On Saturday we went along to a TEDx talk in Norwich. It was focussed around education but it wasn’t just all about teachers, even though a lot of the people there were teachers or worked directly in education.

We didn’t know what to expect, with our only experience of TED and TEDx being from the cut-down YouTube videos showing each individual talk. It turns out that it’s just like a conference (this comparison made by Tom as I’ve not been to a conference before). We’d signed up originally not knowing the topic was on education, so we were also unsure about the topic and if it would be relevant for us, but it was. When we thought about it, Tom’s always wanted to go into teaching, I like writing documentation that helps people learn on their own.

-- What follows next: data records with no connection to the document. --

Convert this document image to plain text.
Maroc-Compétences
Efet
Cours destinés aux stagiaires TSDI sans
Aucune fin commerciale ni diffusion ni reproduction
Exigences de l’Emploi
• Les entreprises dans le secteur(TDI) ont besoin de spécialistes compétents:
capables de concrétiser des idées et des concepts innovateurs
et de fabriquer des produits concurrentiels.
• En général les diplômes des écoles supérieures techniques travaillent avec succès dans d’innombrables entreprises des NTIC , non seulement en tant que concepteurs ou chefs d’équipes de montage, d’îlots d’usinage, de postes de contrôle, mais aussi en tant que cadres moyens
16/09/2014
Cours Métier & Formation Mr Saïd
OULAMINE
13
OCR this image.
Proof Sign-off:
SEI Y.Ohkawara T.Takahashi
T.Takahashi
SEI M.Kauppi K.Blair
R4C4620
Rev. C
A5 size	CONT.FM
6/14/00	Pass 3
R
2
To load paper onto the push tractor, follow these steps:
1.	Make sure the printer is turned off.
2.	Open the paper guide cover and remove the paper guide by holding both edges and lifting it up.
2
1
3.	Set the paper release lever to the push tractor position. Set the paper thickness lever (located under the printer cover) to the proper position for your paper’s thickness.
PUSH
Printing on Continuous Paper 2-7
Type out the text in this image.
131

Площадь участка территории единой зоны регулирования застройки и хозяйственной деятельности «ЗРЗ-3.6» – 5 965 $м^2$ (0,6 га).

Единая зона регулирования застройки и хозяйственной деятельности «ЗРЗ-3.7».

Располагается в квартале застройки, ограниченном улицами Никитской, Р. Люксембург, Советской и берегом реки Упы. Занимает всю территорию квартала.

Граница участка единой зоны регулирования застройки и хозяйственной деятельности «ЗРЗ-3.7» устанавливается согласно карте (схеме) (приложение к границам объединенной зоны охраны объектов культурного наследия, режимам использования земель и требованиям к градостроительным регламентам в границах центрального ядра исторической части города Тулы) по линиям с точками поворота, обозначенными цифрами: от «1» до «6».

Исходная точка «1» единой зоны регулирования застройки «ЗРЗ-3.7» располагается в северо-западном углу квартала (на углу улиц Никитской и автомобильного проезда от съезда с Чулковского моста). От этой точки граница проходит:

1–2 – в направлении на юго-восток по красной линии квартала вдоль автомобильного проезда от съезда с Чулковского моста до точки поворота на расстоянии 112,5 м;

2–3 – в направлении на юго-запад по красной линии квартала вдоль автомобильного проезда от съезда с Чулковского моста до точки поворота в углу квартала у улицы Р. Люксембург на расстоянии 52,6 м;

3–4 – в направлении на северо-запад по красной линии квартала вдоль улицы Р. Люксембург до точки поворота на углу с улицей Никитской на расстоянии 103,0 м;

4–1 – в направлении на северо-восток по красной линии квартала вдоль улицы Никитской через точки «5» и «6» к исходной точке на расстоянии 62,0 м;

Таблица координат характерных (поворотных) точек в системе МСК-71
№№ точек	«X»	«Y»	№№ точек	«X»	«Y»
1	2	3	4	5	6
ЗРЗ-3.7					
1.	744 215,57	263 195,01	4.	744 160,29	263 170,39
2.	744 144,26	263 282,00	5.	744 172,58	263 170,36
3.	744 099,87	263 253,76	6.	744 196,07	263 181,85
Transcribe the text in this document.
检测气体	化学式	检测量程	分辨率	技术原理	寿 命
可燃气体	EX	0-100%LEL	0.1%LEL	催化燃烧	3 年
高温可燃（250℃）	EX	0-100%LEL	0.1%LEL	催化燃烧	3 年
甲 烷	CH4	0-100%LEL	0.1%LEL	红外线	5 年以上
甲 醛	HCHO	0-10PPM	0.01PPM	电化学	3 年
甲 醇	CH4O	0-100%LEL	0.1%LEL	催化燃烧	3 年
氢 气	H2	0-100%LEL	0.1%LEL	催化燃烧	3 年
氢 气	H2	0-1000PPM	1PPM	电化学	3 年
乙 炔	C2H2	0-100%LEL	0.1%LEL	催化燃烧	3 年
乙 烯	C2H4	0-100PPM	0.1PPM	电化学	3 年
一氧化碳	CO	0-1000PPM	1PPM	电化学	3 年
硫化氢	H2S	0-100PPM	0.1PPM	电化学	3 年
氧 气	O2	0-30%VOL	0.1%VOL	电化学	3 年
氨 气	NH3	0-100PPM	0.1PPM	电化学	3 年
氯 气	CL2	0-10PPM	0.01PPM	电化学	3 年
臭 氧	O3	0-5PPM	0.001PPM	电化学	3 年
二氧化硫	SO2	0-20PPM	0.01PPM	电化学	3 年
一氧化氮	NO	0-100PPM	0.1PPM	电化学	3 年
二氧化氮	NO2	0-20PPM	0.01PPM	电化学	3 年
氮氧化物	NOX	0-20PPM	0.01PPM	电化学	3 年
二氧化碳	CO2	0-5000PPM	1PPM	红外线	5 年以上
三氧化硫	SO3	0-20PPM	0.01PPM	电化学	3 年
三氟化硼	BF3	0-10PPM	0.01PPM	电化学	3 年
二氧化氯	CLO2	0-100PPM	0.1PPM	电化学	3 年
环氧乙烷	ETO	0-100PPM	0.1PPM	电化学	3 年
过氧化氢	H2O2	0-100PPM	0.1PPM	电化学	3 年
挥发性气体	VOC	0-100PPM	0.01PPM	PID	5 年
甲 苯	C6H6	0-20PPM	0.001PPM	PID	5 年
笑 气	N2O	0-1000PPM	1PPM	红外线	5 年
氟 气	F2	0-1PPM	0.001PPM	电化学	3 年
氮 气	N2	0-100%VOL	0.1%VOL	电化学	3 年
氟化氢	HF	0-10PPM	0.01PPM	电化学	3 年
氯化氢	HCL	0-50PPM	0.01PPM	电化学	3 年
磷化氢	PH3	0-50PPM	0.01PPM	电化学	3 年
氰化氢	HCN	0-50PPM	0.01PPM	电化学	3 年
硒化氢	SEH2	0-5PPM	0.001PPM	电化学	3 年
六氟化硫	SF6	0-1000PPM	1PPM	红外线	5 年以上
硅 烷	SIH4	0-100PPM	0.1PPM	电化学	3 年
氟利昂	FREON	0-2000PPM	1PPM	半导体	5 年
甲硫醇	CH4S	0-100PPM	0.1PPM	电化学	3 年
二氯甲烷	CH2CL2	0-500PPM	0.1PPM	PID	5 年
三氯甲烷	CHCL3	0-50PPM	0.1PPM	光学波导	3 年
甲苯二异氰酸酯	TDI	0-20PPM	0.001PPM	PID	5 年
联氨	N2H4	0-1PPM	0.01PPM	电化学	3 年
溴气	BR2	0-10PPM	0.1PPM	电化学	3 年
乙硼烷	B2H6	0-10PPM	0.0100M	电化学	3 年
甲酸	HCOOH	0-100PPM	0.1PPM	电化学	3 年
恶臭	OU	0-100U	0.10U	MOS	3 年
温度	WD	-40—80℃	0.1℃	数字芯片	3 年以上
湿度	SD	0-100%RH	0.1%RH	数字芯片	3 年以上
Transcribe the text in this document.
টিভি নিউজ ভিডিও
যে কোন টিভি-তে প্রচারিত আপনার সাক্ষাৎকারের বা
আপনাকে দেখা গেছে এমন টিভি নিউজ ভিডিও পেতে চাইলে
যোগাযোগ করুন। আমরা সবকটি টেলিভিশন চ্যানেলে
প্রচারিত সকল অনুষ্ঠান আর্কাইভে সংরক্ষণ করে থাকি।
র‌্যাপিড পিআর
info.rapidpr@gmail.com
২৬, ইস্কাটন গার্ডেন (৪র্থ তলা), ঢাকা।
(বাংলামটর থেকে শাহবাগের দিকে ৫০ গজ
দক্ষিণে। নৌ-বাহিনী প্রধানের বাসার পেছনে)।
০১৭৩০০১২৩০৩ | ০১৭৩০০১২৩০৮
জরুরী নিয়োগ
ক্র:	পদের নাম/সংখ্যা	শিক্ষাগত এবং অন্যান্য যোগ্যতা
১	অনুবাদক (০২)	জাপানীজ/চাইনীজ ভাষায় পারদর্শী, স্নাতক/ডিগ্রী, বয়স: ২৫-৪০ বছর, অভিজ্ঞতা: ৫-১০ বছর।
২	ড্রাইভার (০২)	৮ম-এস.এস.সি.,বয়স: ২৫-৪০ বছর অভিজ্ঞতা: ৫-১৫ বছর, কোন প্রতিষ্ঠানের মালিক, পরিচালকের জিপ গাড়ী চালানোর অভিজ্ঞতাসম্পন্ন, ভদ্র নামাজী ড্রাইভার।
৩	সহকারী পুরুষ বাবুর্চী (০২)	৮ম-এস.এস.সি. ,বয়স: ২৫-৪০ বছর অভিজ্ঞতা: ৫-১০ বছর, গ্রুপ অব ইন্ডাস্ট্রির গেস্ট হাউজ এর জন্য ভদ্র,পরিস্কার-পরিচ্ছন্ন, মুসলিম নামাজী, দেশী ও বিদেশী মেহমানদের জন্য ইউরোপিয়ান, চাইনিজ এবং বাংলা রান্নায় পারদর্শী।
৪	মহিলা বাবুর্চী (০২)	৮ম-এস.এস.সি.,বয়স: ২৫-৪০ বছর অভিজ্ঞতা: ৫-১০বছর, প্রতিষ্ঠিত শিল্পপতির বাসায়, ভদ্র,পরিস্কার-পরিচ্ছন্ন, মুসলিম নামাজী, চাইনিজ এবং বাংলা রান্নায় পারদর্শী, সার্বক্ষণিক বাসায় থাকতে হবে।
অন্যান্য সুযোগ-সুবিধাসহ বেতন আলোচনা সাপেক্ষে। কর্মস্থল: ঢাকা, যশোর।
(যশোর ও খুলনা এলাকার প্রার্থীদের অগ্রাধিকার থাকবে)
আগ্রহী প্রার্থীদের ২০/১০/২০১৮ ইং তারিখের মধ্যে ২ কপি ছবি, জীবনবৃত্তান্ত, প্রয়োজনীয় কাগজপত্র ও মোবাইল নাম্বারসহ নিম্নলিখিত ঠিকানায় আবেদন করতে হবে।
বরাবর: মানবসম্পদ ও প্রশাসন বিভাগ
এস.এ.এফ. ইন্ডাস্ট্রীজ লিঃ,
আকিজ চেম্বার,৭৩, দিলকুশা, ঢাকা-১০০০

The compère (Jon Briggs @voiceofsiri) introduced all of the speakers, asked them questions after their talk (if there was time), kept everything on schedule, and provided a much needed break between each talk. His voice was incredible and he seemed very genuine.

The talks themselves were divided into four sections: Be Different, Engage, Be Brave and Lead. A nice feature was that at the start of each of these sections, we were shown some of the TED talks that had already been performed on education. These were some really inspiring talks from American educators As for the talks themselves, they were as follows:

One of the talks that had the most effect on me was Mark Stevenson’s talk on training developers. He had a similar experience to me at university where he was told to learn java but didn’t have a passionate lecturer to show how programming can be fun rather than a struggle. He was lucky to get that enthusiastic lecturer, I wasn’t. Things could have been really different for me if I’d have had that encouragement. Mark also talked about encouraging learners – people who want to learn new things and develop – rather than earners – people who show up and only do what is required of them, not continuing to develop their skills.

I also enjoyed Owen Morgan’s talk on excellence and how we’ve been equating that with results, which is the completely wrong way of thinking about it. For example, sales guys lying through their teeth to get a sale (I use that in the most general terms, I’m sure they’re not all like this) will get sales and therefore results, but what they are doing can’t be considered excellence due to the methods they employ.

Vic Goddard’s talk about his time on “Educating Essex” was also enjoyable (I sat next to him and didn’t even realise who he was!). The focus was on fighting back against feedback that his TV show would discourage new teachers from coming into the profession but all of the clips he showed were so sweet and lovely, showing the nice side of teaching and learning, and how a good teacher can really help young people. I can’t say I’ve watched the show, but the clips from it nearly encouraged me to start thinking about teaching again (if only my overwhelming sense of dread over failing the children didn’t pipe up :oops:)

Siam Kidd’s talk raised some interesting points but was very controversial. A lot of the teachers around our table were shaking their heads and bickering to each other about how terrible an idea it was. His idea was to set up schools that had very different focuses to our current system. Most of the focuses seemed to be on his own life – firmly based in military training, encouraging learning about finance etc – but although some of his ideas were a bit odd, they did have some useful qualities if you pared them back a bit. For example, emotional and social awareness is really important, and relationship advice too.

Other talks that I enjoyed were from Tom Gilliford, Ian Dyball, Vickie Allen and Alistair Bryce-Clegg. Having said that, all of the talks had really interesting ideas, these are just the ones that stood out for me.

The common theme of embracing failure and being able to cope with and plan around it was also really nice to see. If you aren’t afraid to fail then you’ll try so many more things – because it doesn’t matter if you’re good or bad at it.

As well as the talks, there were several areas for more hands on learning.

It’s surprising just how much focus and energy it takes to listen to people speak for an entire day – even with frequent breaks. By the end of the third section we were all well and truly knackered. Although we wanted to stay for the rest, Tom was feeling pretty bad (possibly coming down with a cold), so we headed back home, talking about the day for the whole journey.